Desde agosto, quando a juíza federal Camila Franco e Silva Velano, substituta na 4ª Vara Federal da Seção Judiciária de Minas Gerais, bateu o martelo sentenciando Paz por crime de lavagem de dinheiro, a rotina do diretor-executivo de Inhotim tem sido um périplo pelas patrocinadoras do instituto. Tudo para conseguir convencê-las a manter o apoio. O argumento mais forte de Grassi, para evitar o colapso financeiro, soa como ironia diante da história do projeto: ele tenta convencer os interlocutores de que Paz, o criador, se divorciou completamente de sua criação, a ponto de afastar-se até fisicamente do museu.

— Sem Bernardo Paz, Inhotim não existiria. Mas hoje o instituto não tem mais qualquer relação com os negócios do empresário — repete Grassi.
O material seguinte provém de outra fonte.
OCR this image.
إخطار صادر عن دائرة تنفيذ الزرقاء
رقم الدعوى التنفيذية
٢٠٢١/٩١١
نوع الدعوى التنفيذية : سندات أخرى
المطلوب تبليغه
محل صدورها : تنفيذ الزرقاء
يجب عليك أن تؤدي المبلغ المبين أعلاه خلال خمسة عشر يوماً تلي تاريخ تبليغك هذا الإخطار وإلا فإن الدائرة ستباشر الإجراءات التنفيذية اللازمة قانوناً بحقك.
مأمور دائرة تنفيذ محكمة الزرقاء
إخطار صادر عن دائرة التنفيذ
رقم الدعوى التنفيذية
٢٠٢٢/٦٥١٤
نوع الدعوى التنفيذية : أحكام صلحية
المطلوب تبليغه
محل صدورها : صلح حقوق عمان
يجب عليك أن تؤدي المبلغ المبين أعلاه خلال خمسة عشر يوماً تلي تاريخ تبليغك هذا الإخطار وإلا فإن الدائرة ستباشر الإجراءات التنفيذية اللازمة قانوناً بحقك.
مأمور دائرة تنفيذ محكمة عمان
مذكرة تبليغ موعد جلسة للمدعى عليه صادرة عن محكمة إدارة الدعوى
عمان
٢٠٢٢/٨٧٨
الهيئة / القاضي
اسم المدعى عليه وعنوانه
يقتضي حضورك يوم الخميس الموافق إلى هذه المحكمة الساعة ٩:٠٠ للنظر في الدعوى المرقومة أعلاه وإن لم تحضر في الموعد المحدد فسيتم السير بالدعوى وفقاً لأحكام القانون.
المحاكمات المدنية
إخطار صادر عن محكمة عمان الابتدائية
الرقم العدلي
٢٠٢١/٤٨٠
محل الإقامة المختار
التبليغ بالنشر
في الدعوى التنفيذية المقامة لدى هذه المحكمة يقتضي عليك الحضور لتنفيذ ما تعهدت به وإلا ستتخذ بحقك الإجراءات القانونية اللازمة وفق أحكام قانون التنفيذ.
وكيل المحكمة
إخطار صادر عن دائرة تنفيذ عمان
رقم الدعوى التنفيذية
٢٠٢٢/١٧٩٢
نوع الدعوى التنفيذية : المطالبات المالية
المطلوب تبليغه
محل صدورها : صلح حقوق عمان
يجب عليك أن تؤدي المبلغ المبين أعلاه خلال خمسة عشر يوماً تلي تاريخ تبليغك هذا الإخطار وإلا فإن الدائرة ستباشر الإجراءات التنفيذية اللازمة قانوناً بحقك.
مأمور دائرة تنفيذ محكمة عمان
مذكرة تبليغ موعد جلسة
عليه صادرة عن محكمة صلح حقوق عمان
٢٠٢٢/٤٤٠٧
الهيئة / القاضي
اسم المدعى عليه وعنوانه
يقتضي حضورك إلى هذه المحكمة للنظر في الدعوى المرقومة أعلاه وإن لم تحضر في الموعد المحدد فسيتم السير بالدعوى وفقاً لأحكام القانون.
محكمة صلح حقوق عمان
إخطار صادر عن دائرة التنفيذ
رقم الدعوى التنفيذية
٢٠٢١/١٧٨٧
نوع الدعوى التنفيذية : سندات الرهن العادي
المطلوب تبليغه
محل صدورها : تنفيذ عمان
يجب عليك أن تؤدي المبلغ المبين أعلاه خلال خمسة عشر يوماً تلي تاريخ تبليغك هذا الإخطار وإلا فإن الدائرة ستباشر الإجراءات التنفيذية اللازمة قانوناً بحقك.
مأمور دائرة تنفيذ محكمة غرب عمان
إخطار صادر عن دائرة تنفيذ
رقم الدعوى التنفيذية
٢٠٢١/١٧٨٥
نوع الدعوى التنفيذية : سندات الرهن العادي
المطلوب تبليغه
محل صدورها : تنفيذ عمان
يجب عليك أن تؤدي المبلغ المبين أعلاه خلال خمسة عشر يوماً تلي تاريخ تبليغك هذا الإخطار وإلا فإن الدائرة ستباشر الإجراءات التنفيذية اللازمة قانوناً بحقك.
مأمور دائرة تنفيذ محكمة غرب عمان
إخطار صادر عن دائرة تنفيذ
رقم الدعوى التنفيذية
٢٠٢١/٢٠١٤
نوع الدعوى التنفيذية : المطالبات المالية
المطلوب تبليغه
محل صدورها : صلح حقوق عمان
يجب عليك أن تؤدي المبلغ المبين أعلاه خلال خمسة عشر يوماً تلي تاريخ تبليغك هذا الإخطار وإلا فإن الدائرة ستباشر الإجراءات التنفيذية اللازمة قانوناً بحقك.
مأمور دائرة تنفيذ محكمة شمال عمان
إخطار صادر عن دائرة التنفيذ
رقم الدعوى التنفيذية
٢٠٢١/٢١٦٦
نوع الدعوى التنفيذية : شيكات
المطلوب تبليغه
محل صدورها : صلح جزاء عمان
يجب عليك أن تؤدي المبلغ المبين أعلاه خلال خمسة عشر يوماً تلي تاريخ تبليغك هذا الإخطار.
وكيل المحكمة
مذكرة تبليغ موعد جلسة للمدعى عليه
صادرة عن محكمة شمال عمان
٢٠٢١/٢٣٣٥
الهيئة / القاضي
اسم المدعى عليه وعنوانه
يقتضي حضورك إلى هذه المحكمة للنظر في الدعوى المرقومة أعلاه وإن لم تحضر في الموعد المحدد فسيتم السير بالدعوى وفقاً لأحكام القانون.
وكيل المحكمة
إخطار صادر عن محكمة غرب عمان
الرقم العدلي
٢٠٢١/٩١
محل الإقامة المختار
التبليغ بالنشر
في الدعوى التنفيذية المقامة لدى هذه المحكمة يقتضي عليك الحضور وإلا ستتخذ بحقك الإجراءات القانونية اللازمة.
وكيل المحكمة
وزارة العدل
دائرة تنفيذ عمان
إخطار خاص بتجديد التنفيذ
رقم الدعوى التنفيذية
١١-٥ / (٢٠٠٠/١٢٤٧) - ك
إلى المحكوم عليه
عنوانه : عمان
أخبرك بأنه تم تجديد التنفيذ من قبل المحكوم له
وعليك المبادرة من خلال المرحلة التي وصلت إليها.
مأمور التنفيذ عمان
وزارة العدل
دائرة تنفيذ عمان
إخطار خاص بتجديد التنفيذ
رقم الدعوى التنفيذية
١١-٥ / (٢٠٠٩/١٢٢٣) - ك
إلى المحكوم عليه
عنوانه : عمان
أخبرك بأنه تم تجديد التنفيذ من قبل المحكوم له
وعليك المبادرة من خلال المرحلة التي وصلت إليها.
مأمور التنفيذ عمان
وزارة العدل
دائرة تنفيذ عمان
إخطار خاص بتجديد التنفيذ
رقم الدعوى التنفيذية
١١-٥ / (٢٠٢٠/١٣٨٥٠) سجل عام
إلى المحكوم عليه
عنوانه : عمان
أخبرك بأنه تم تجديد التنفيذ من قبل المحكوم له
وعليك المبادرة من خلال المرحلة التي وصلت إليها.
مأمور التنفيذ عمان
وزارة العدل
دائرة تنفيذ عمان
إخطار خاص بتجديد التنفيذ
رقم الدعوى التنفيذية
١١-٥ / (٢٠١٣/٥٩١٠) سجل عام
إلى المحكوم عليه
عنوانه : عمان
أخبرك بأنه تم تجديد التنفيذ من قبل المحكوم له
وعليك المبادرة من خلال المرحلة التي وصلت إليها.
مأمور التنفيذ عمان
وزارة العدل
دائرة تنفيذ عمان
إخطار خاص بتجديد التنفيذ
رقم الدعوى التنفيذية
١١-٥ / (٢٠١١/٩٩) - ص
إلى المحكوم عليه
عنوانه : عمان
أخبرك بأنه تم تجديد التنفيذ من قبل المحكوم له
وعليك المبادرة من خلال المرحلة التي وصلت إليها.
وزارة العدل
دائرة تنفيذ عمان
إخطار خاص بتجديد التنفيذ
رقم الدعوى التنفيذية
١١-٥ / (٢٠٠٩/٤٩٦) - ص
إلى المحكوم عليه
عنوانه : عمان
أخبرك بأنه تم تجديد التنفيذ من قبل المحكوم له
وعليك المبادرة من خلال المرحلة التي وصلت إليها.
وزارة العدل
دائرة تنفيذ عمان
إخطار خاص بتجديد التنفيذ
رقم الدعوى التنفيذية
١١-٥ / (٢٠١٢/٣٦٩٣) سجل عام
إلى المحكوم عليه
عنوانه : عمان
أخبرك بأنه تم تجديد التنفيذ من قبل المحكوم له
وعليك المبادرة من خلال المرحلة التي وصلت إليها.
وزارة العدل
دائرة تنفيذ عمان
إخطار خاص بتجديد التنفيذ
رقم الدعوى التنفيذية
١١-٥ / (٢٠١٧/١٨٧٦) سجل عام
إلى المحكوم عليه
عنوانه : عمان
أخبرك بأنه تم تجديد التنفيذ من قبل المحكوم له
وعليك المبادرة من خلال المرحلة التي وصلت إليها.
A Vale se convenceu. Responsável por R$ 4 milhões em patrocínio no ano passado, a empresa anunciou que renovará o apoio em 2018, mas sem informar o valor. Porém, no mundo corporatilitar vo pós-Lava-Jato, no qual empresas criaram diretorias de compliance para vigiar suas posturas éticas, o futuro de Inhotim é imponderável. Dos nove maiores patrocinadores de 2017 consultados pelo GLOBO, apenas duas (Vale e Vivo) confirmaram a renovação. Furnas Centrais Elétricas informou que não renovará. Três empresas (Transmissora Aliança de Energia Elétrica, Banco Itaú e Companhia Brasileira de Metalurgia e Mineração) disseram que o assunto está em análise. A Pirelli Comercial de Pneus não quis comentar e duas não responderam (Cemig e Copasa).

Aberto em 2006, para ser um espaço único de arte contemporânea integrada à natureza, o Instituto Inhotim ocupa uma área de 140 hectares, antiga fazenda da família de Bernardo Paz em Brumadinho, a 60 quilômetros de Belo Horizonte. Cerca de 700 obras — entre criações de ícones da arte brasileira, como Tunga, Hélio Oiticica e Lygia Pape, e trabalhos de artistas de peso no cenário internacional, como Chris Burden, Matthew Barney, Olafur Eliasson — dividem-se entre pavilhões, galerias e cenários ao ar livre. O instituto também é um jardim botânico, dotado de uma extensa coleção de espécies tropicais raras.

Em 11 anos, mais de 2,8 milhões de pessoas visitaram o lugar, tornando Inhotim um dos principais destinos turísticos do Brasil. Mas a cobrança de ingressos responde por, no máximo, 20% das despesas operacionais. A maior parcela das receitas emana dos patrocínios, via Lei Rouanet. Este apoio, no ano passado, cobriu 70% de um custo estimado em R$ 32 milhões por ano. O restante, em torno de 10%, foi garantido por recursos próprios do fundador, por intermédio da Horizontes, empresa criada por Paz para gerir a relação com o instituto.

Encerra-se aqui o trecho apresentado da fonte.